Suppose two astronauts on a spacewalk are floating motionless in space, 3.0 m apart. Astronaut B tosses a 15.0 kg IMAX camera to astronaut A. The IMAX camera is traveling with a speed of 7.5 m/s. What is the resulting speed of astronaut A after catching the camera?

Answer 1

`( 112.5)/(15+m_(A))=v_(f)`

(we need the mass of the astronaut A)

Step-by-step explanation:

We can solve this by using the conservation law of the linear momentum P. First we need to represent every mass as a particle. Also we can simplify this system of particles by considering only the astronaut A with an initial speed
`v_(iA)` of 0 m/s and a mass
`m_(A)` and the IMAX camera with an initial speed
`v_(ic)` of 7.5 m/s and a mass
`m_(c)` of 15.0 kg.

The law of conservation says that the linear momentum P (the sum of the products between all masses and its speeds) is constant in time.

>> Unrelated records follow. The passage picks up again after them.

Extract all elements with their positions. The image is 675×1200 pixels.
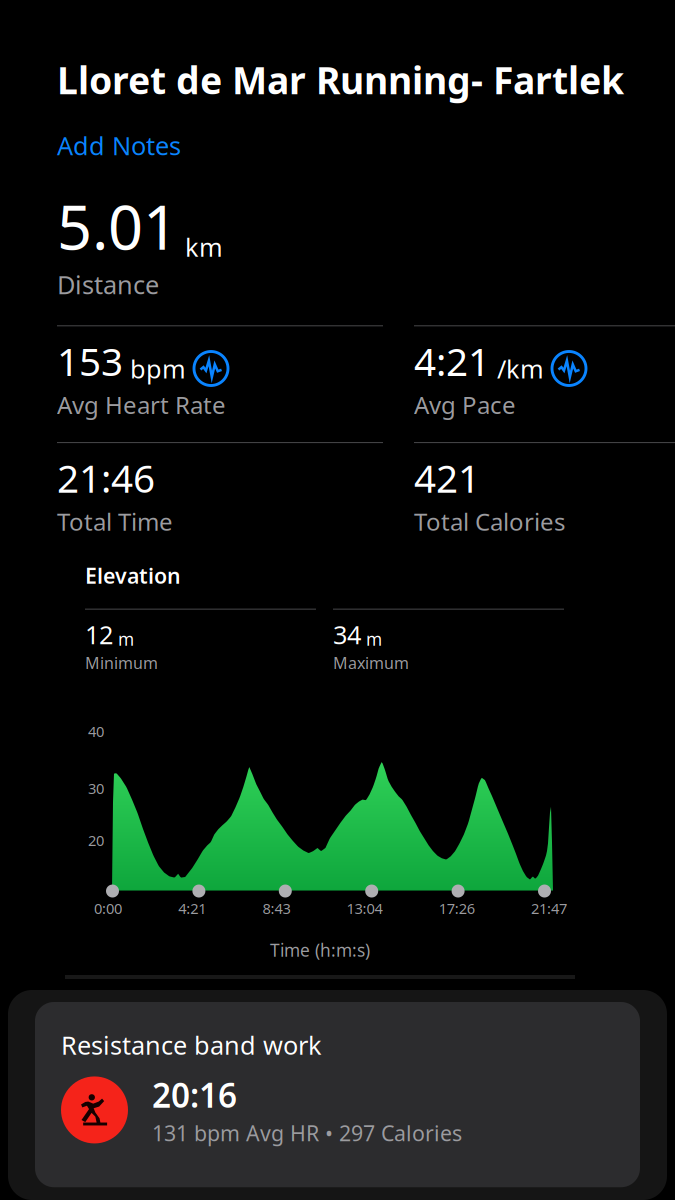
staticText: 13:04 [347, 898, 383, 918]
staticText: Maximum [333, 652, 409, 674]
staticText: m [361, 628, 382, 650]
staticText: 421 [414, 452, 480, 503]
staticText: Minimum [85, 652, 158, 674]
staticText: 4:21 [178, 898, 206, 918]
staticText: 12 [85, 618, 113, 651]
button[interactable]: Add Notes [0, 105, 675, 168]
staticText: 17:26 [439, 898, 475, 918]
staticText: /km [490, 352, 544, 386]
button[interactable]: Resistance band work [35, 1002, 640, 1187]
staticText: 20:16 [152, 1073, 237, 1117]
staticText: 8:43 [262, 898, 290, 918]
staticText: Avg Heart Rate [57, 389, 226, 421]
staticText: 5.01 [57, 185, 178, 267]
staticText: Total Calories [414, 505, 565, 537]
staticText: Total Time [57, 505, 173, 537]
staticText: 34 [333, 618, 361, 651]
staticText: 40 [88, 722, 104, 741]
staticText: 30 [88, 778, 104, 798]
staticText: Lloret de Mar Running- Fartlek [57, 55, 624, 105]
staticText: 0:00 [94, 898, 122, 918]
staticText: 131 bpm Avg HR • 297 Calories [152, 1119, 462, 1147]
staticText: 4:21 [414, 335, 490, 387]
staticText: km [178, 230, 223, 264]
staticText: 20 [88, 830, 104, 850]
staticText: Elevation [85, 561, 181, 590]
staticText: Avg Pace [414, 389, 516, 421]
staticText: Time (h:m:s) [270, 938, 370, 962]
staticText: Add Notes [57, 129, 181, 162]
staticText: Distance [57, 268, 159, 301]
staticText: m [113, 628, 134, 650]
staticText: bpm [123, 352, 186, 386]
staticText: Resistance band work [61, 1028, 322, 1062]
staticText: 21:47 [531, 898, 567, 918]
staticText: 21:46 [57, 452, 155, 503]
staticText: 153 [57, 335, 123, 387]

The equation for this is:

`P_(i)=p_(ic)+p_(iA)\\P_(i)=m_(c)v_(ic)+m_(A) v_(iA)\\P_(i)=15*7.5 + m_(A)*0\\P_(i)=112.5 (kg.m)/(s)`

By the law of conservation we know that
`P_(i) =P_(f)`

For
`P_(f)` (final linear momentum) we need to treat the collision as a plastic one (the two particles stick together after the encounter).

So:

`P_(i) =P_(f)=112.5\\`

`112.5=(m_(c)+m_(A))v_(f)\\( 112.5)/(m_(c)+m_(A))=v_(f)\\( 112.5)/(15+m_(A))=v_(f)`